Fashion Revolution week happens every year in the week coinciding with the 24th of April, the anniversary of the Rana Plaza disaster in Bangladesh. The fourth-largest industrial disaster in history, the collapse of Rana Plaza awoke the world to the poor labour conditions faced by workers in the garment sector. The world was made aware of a harsh truth: our clothes are produced at the expense of people and the planet. Collectively, we contribute to an industry that thrives off the exploitation of garment workers and farmers to create items that will be worn, on average, seven times before being discarded.
In response to our growing understanding of the real impact of fashion, a new approach has begun to proliferate. An approach that uses fashion to tackle pressing human rights issues, one that raises the question: who made my clothes? And with this new movement, we have begun to meet the artisans, garment workers and communities behind our clothes - the people at the heart of the fashion industry.

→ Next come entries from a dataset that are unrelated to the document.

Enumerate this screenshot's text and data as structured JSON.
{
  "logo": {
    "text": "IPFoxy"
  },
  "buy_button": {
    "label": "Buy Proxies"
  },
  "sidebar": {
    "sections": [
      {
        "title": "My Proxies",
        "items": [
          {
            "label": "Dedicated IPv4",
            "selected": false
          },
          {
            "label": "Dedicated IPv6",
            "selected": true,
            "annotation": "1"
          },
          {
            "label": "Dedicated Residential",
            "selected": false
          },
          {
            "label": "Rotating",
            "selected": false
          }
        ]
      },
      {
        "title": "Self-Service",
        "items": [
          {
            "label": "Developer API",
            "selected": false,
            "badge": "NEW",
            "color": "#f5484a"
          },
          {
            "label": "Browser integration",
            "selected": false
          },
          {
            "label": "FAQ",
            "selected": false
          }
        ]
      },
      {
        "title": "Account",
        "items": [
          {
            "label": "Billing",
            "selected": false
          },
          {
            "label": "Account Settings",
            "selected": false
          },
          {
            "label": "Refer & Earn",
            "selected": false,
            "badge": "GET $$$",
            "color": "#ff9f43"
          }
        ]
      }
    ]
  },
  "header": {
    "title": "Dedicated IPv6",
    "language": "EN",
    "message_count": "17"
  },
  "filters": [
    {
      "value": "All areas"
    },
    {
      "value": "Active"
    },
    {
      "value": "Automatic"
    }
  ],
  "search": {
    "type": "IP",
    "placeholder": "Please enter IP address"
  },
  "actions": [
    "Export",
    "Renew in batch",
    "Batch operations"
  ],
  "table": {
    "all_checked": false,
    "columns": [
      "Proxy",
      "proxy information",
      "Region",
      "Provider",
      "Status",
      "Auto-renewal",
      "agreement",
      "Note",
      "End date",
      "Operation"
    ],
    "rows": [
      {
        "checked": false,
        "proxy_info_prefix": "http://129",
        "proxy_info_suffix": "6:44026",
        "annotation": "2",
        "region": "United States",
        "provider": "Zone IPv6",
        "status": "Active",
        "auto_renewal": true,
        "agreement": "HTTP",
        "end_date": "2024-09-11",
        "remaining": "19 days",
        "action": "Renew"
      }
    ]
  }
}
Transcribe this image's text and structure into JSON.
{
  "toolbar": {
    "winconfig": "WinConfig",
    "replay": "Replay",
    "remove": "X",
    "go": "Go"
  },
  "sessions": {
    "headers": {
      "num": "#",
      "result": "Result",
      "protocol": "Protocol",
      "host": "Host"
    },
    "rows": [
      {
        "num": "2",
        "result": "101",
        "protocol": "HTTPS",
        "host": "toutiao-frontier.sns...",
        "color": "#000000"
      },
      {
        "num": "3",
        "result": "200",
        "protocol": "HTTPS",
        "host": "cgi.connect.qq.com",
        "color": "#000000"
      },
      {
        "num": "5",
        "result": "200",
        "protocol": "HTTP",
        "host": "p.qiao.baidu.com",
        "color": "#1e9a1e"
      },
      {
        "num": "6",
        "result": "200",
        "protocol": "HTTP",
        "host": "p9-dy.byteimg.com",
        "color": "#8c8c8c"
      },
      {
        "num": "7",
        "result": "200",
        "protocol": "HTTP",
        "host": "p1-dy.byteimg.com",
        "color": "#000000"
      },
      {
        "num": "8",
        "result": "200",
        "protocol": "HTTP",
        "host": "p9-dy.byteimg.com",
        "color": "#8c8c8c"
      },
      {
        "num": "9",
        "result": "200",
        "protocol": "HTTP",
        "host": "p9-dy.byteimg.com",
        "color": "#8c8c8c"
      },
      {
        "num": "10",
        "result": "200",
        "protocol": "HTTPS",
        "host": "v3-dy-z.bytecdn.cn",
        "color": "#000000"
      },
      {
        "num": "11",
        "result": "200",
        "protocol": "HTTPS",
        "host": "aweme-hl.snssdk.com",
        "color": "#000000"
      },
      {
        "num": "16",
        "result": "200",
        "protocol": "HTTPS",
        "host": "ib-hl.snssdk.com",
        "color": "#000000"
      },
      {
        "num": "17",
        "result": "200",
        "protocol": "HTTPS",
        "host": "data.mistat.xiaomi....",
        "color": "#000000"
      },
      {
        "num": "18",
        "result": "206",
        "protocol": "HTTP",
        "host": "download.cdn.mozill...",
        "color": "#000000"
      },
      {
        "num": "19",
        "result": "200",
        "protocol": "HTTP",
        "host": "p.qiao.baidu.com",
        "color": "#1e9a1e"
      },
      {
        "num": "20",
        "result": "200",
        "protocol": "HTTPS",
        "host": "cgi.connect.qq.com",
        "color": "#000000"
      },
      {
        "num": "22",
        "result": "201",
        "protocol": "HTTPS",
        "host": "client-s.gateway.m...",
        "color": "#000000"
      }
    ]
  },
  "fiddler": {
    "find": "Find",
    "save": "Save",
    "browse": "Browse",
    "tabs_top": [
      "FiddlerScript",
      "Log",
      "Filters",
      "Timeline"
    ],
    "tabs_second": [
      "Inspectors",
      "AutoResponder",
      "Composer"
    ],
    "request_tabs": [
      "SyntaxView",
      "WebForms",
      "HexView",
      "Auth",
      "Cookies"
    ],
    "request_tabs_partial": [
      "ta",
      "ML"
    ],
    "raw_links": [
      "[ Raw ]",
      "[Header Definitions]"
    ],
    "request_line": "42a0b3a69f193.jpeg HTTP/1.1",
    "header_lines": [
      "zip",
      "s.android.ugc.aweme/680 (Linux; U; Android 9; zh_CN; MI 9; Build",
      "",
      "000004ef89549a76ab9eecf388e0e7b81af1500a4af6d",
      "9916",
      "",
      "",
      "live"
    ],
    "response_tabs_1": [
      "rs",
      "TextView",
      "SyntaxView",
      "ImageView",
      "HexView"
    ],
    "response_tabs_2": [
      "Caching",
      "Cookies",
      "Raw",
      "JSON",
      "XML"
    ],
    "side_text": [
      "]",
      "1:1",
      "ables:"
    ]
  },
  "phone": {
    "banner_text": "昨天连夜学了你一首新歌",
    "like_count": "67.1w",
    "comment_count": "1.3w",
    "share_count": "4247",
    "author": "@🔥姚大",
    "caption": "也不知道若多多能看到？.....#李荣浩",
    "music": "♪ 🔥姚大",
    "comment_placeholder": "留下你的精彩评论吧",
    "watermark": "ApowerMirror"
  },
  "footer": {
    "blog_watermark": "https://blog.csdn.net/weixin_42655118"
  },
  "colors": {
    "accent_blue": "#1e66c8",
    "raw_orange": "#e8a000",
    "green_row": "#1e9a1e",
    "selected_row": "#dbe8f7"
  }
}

The interviews highlight artisans across our supply chain: batik artists Encik Danuri and Encik Aznan; Batik Boutique’s Production Manager Kylin Kwan, and seamstresses Kak Hafizah and Kak Fitri. The ‘Heroes of our Heritage’ series documents stories from the people that bring Batik Boutique’s pieces to life by pouring their hearts into every fibre and thread.
Danuri bin Sakijan, Batik Artist and Professor
An entrepreneur turned batik artist, Encik Aznan left the city for Kelantan to pursue his family’s lasting legacy in the batik industry. A decade on, he continues to cultivate his craft and expand his enterprise despite his harrowing struggle with perennial floods in Kelantan.
Kylin Kwan, Hafizah binti Abdul Razak and Fitri Amira Abdullah, Seamstresses
Kylin leads the Batik Boutique sewing centre where seamstresses and garment workers like Kak Hafizah and Kak Fitri are employed. Far more than just a sewing centre, the Batik Boutique centre is a place where women from marginalised communities, with no experience and a willingness to learn, can go to gain marketable skills and earn a fair income. Kak Hafizah and Kak Fitri share how their role in hand-crafting beautiful batik products has empowered them to make choices for themselves and their families.
With the pandemic impacting artisan groups and local crafts-based communities, our artisans have shown us that when the going gets tough, the tough get sewing. And to do our part, we can start by using our voices and choices - which are all the more powerful, together. That’s why throughout this Fashion Revolution week and hereafter, it is pertinent to ask #WhoMadeMyClothes and #WhoMadeMyFabric to ensure your favourite brands are protecting the people behind their products.